Tahoe National Forest
The forest stretches from the Sierra Nevada foothills and across the Sierra crest to the California–Nevada state border, northwest of Lake Tahoe. In summer, visit Tahoe National Forest to camp, picknick, angle, kayak, and hike. In winter, try downhill skiing, cross-country skiing, snowmobiling, and snowshoeing.
More than 625 miles (1,005 kilometers) of trails offer plenty of space for you to hike or mountain bike, including on a portion of the Pacific Crest Trail. The forest is also home to the Sierra Buttes, which offers views of Mount Lassen and Mount Shasta. There are several campgrounds, such as Big Bend, Canyon Creek, Cottonwood Creek, and Meadow Lake.
Things to Know Before You Go
There is no admission fee to enter Tahoe National Forest.
National forests are public lands, but some private land exists inside the borders, so pay attention to any signage.
The forest headquarters are in Nevada City, with district ranger offices in Foresthill, Truckee, Camptonville, and Sierraville.
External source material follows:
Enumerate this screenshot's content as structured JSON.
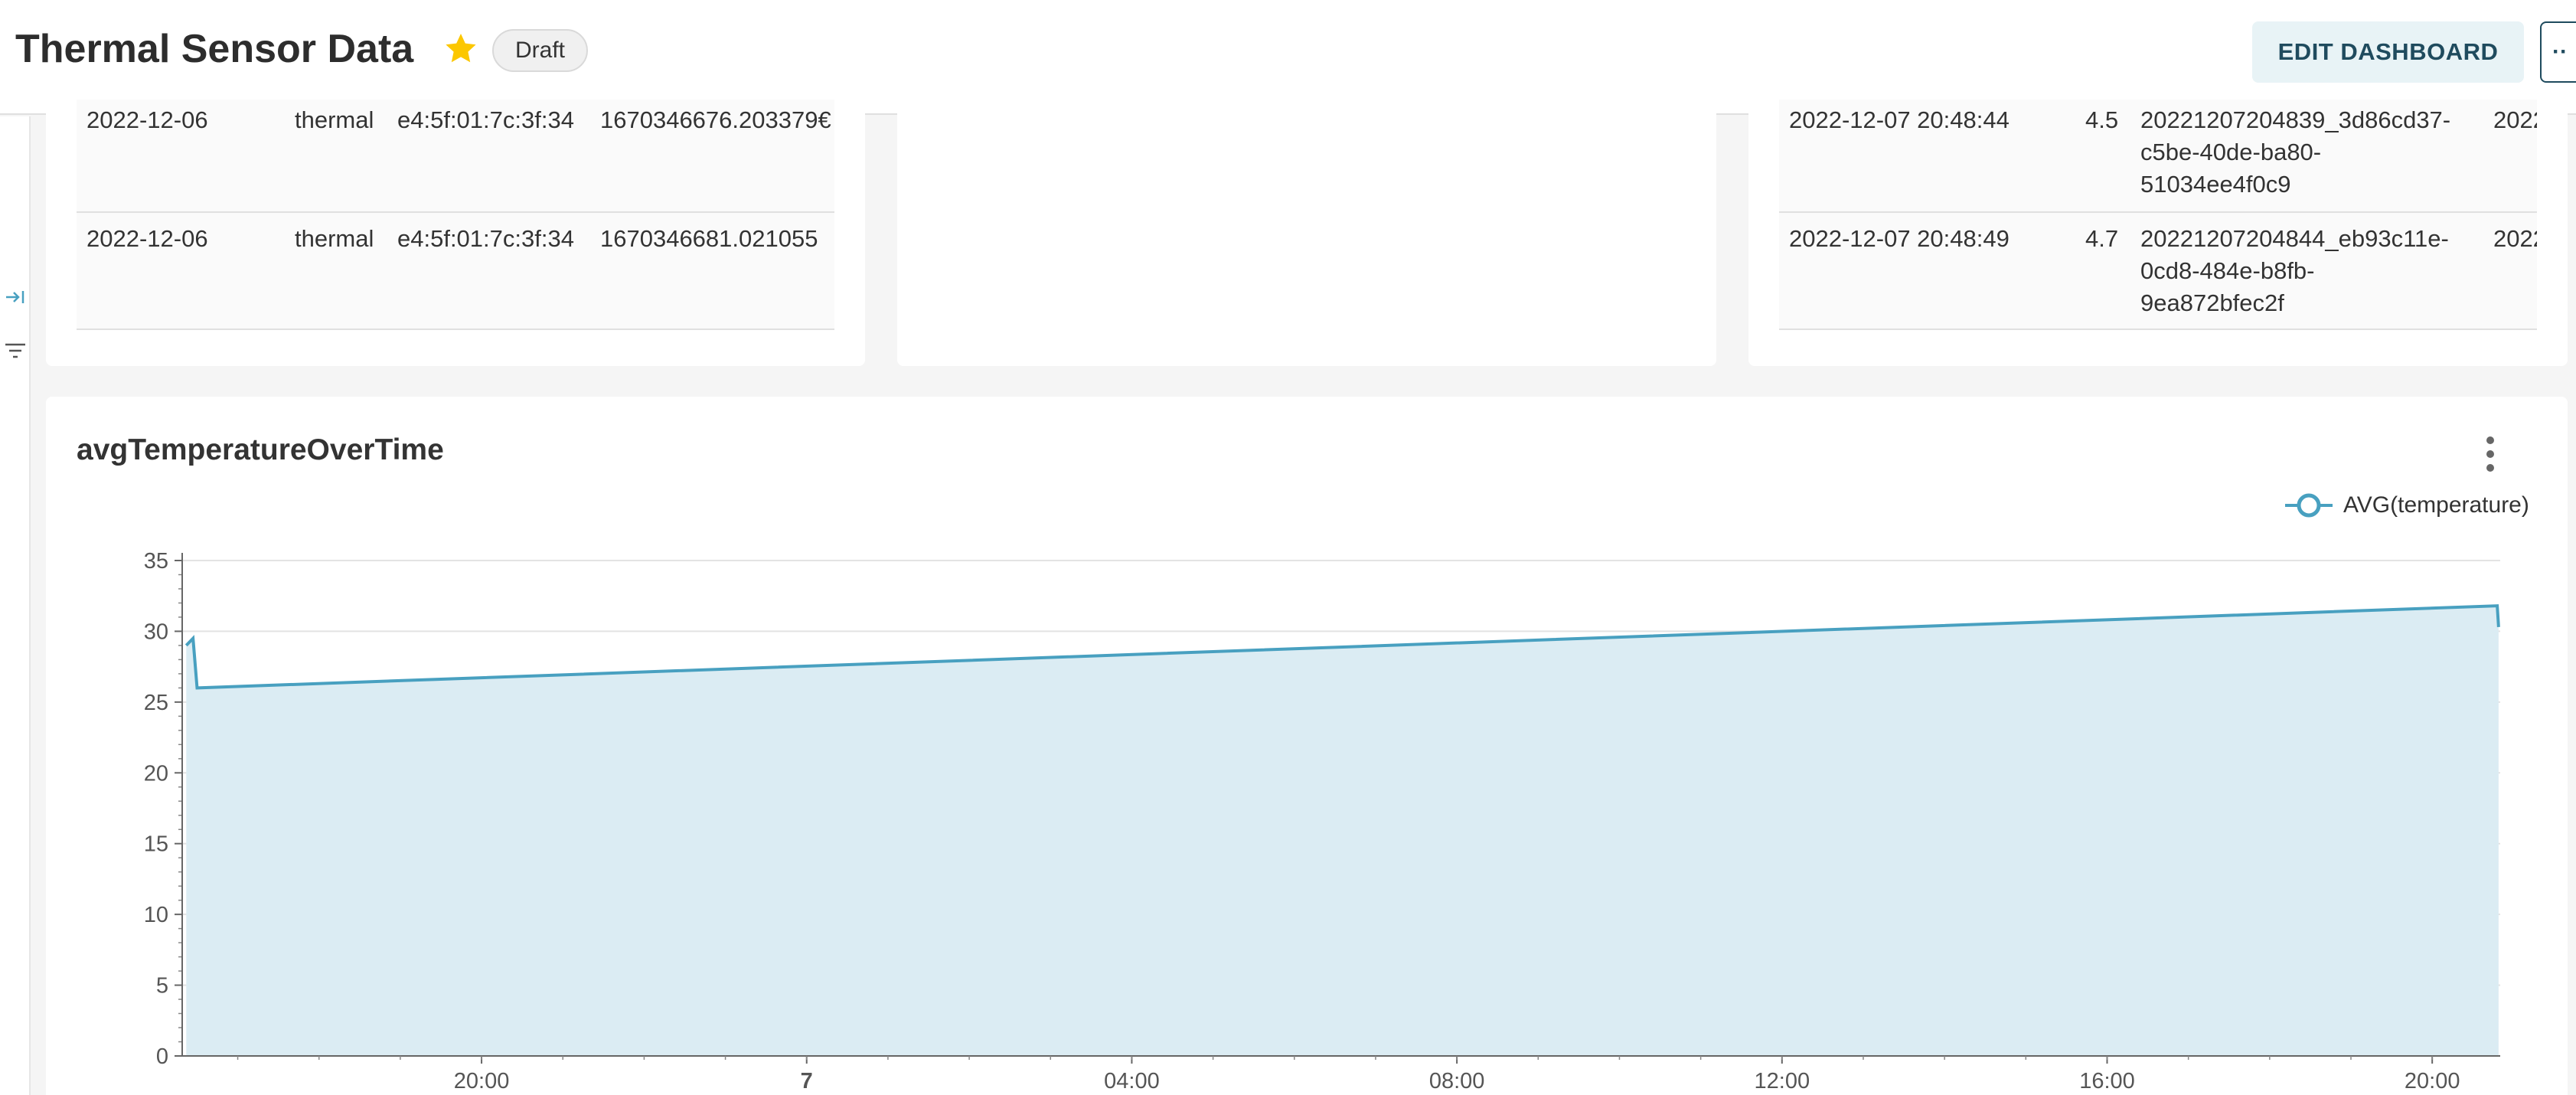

There is a visitor center open at Big Bend in summer.
How to Get There
Interstate 80 runs through the national forest between Gold Run and Truckee. Other routes include Highway 49, Highway 20, and Highway 89.
When to Get There
Summer is the busy season, when rivers typically flow after the snowmelt, and it’s not too cold for overnight camping. Ranger district offices are open Monday to Friday and closed on the weekends. Many campgrounds are closed in winter.
Tahoe National Forest does not include Lake Tahoe, but it’s not far away. Many visitors combine a weekend of camping or a day of hiking with a visit to North Lake Tahoe, which can be accessed with a roughly 1-hour drive along Interstate 80 to Truckee. Head to Tahoe City on the lake's north shore to enjoy restaurants, shops, biking, kayaking, and stand-up paddleboarding. In winter, the lake is known for its many ski resorts.